By combining real user motion capture, precisely reproduced hexapod movement, and a unified chart-based analysis, DXOMARK delivers stabilization evaluations that are consistent, repeatable, and aligned with real-world behavior. This approach helps manufacturers optimize their technologies and provides users with a clearer understanding of how stabilization systems perform across different scenarios

Both photo and video stabilization are evaluated using the same Texture Chart. After detecting the chart’s markers with sub-pixel accuracy, DXOMARK identifies the grey patches, SFR edges, and Dead Leaves texture needed for measurement.

For photo stabilization, the system measures motion blur through a texture-based MTF analysis. Instead of a single blur value, the MTF is computed in four angular sectors of the FFT, revealing not only the amount of blur but also its direction.

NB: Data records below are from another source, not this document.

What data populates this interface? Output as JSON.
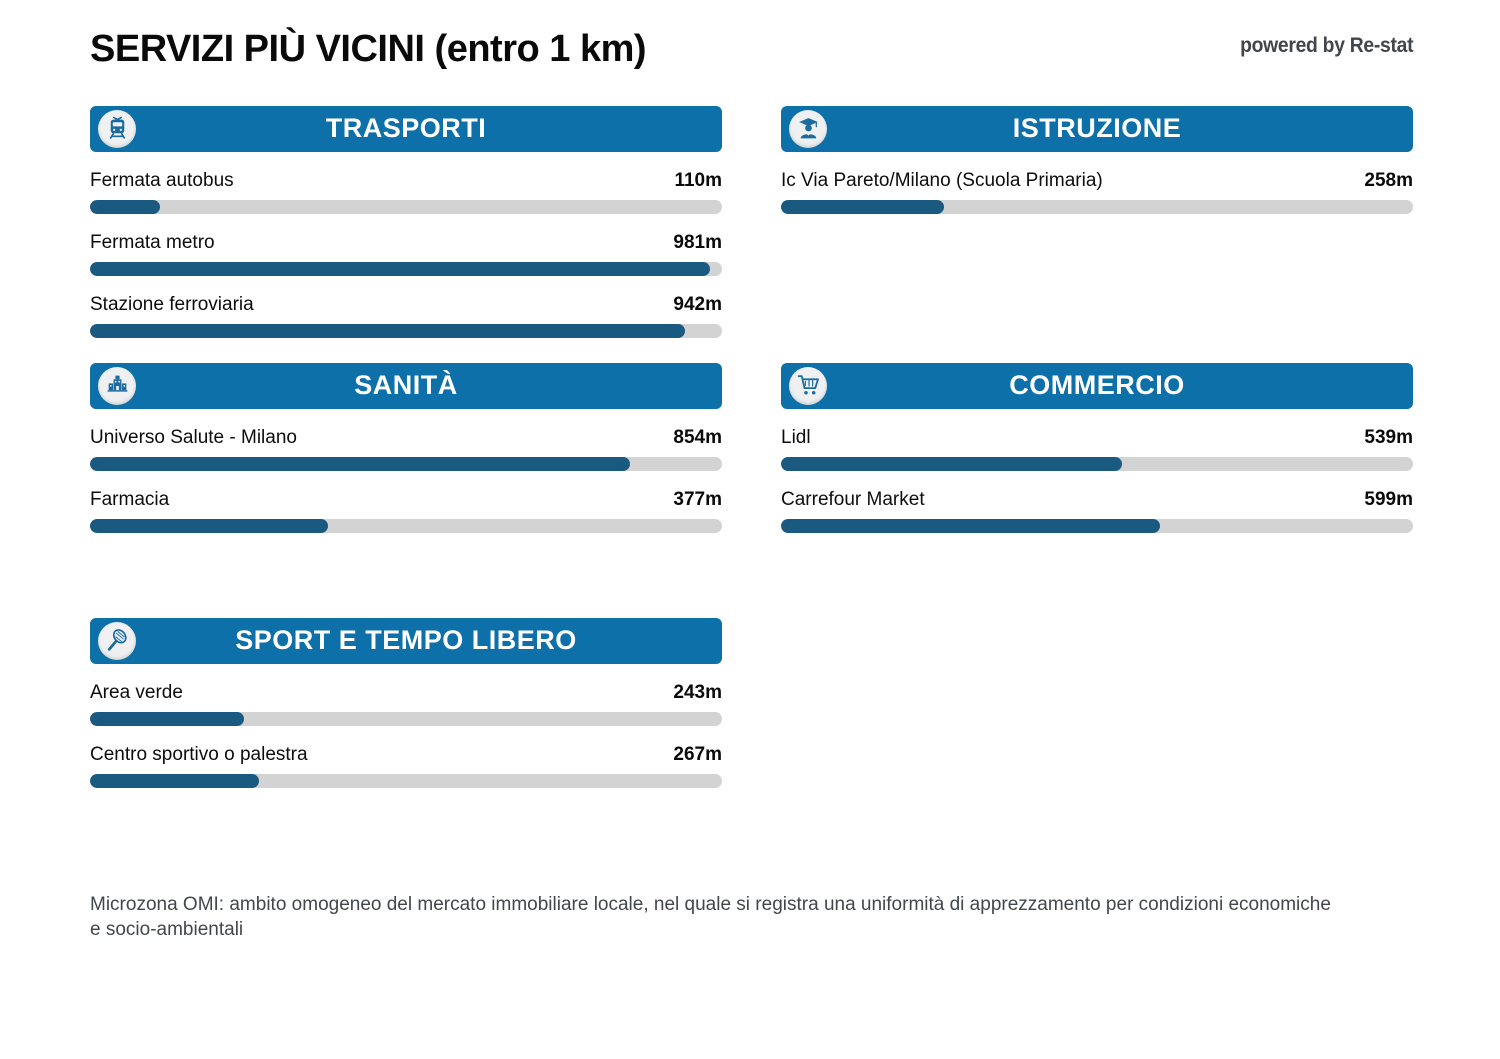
{
  "page": {
    "title": "SERVIZI PIÙ VICINI (entro 1 km)",
    "powered_by": "powered by Re-stat",
    "footnote": "Microzona OMI: ambito omogeneo del mercato immobiliare locale, nel quale si registra una uniformità di apprezzamento per condizioni economiche e socio-ambientali"
  },
  "colors": {
    "section_header_bg": "#0e70a8",
    "bar_fill": "#1b5a80",
    "bar_track": "#d3d3d3",
    "icon_circle_bg": "#eef0f2"
  },
  "chart_data": {
    "type": "bar",
    "orientation": "horizontal",
    "unit": "m",
    "max_m": 1000,
    "xlim": [
      0,
      1000
    ],
    "sections": [
      {
        "title": "TRASPORTI",
        "icon": "train-icon",
        "column": "left",
        "items": [
          {
            "label": "Fermata autobus",
            "value_m": 110,
            "value_label": "110m"
          },
          {
            "label": "Fermata metro",
            "value_m": 981,
            "value_label": "981m"
          },
          {
            "label": "Stazione ferroviaria",
            "value_m": 942,
            "value_label": "942m"
          }
        ]
      },
      {
        "title": "ISTRUZIONE",
        "icon": "student-icon",
        "column": "right",
        "items": [
          {
            "label": "Ic Via Pareto/Milano (Scuola Primaria)",
            "value_m": 258,
            "value_label": "258m"
          }
        ]
      },
      {
        "title": "SANITÀ",
        "icon": "hospital-icon",
        "column": "left",
        "items": [
          {
            "label": "Universo Salute - Milano",
            "value_m": 854,
            "value_label": "854m"
          },
          {
            "label": "Farmacia",
            "value_m": 377,
            "value_label": "377m"
          }
        ]
      },
      {
        "title": "COMMERCIO",
        "icon": "shopping-cart-icon",
        "column": "right",
        "items": [
          {
            "label": "Lidl",
            "value_m": 539,
            "value_label": "539m"
          },
          {
            "label": "Carrefour Market",
            "value_m": 599,
            "value_label": "599m"
          }
        ]
      },
      {
        "title": "SPORT E TEMPO LIBERO",
        "icon": "tennis-racket-icon",
        "column": "left",
        "items": [
          {
            "label": "Area verde",
            "value_m": 243,
            "value_label": "243m"
          },
          {
            "label": "Centro sportivo o palestra",
            "value_m": 267,
            "value_label": "267m"
          }
        ]
      }
    ]
  }
}
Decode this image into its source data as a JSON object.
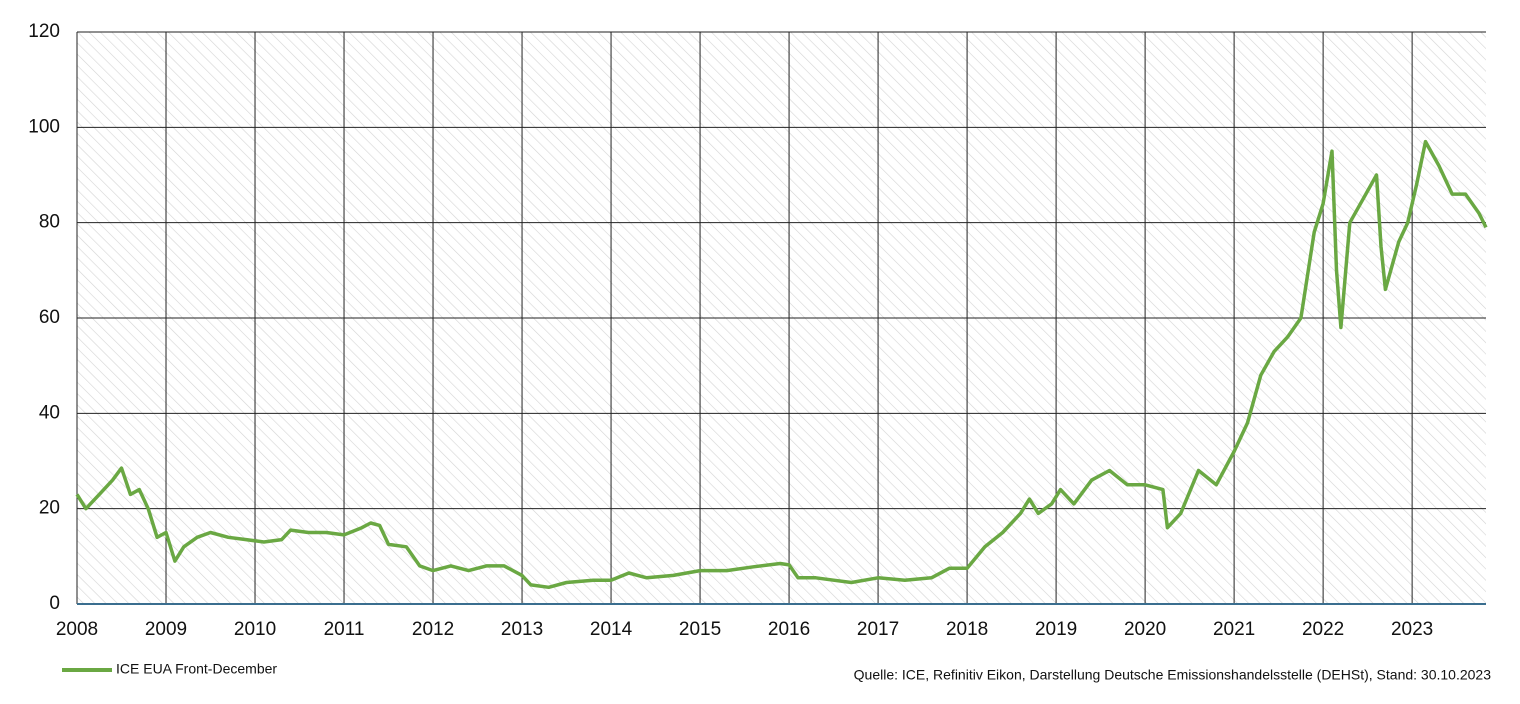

The goal is to determine the longest exposure time that maintains acceptable sharpness under a given motion profile, defined according to the application.

For video stabilization, the marker positions are used to quantify global motion and rolling-shutter-related distortions. This includes translations, rotations, zoom changes, shear, keystone deformation, and the characteristic “jello” effect caused by CMOS readout. These metrics describe how well a stabilization system keeps the scene steady and geometrically coherent across frames, and should be process using the motion profile relevant for the camera.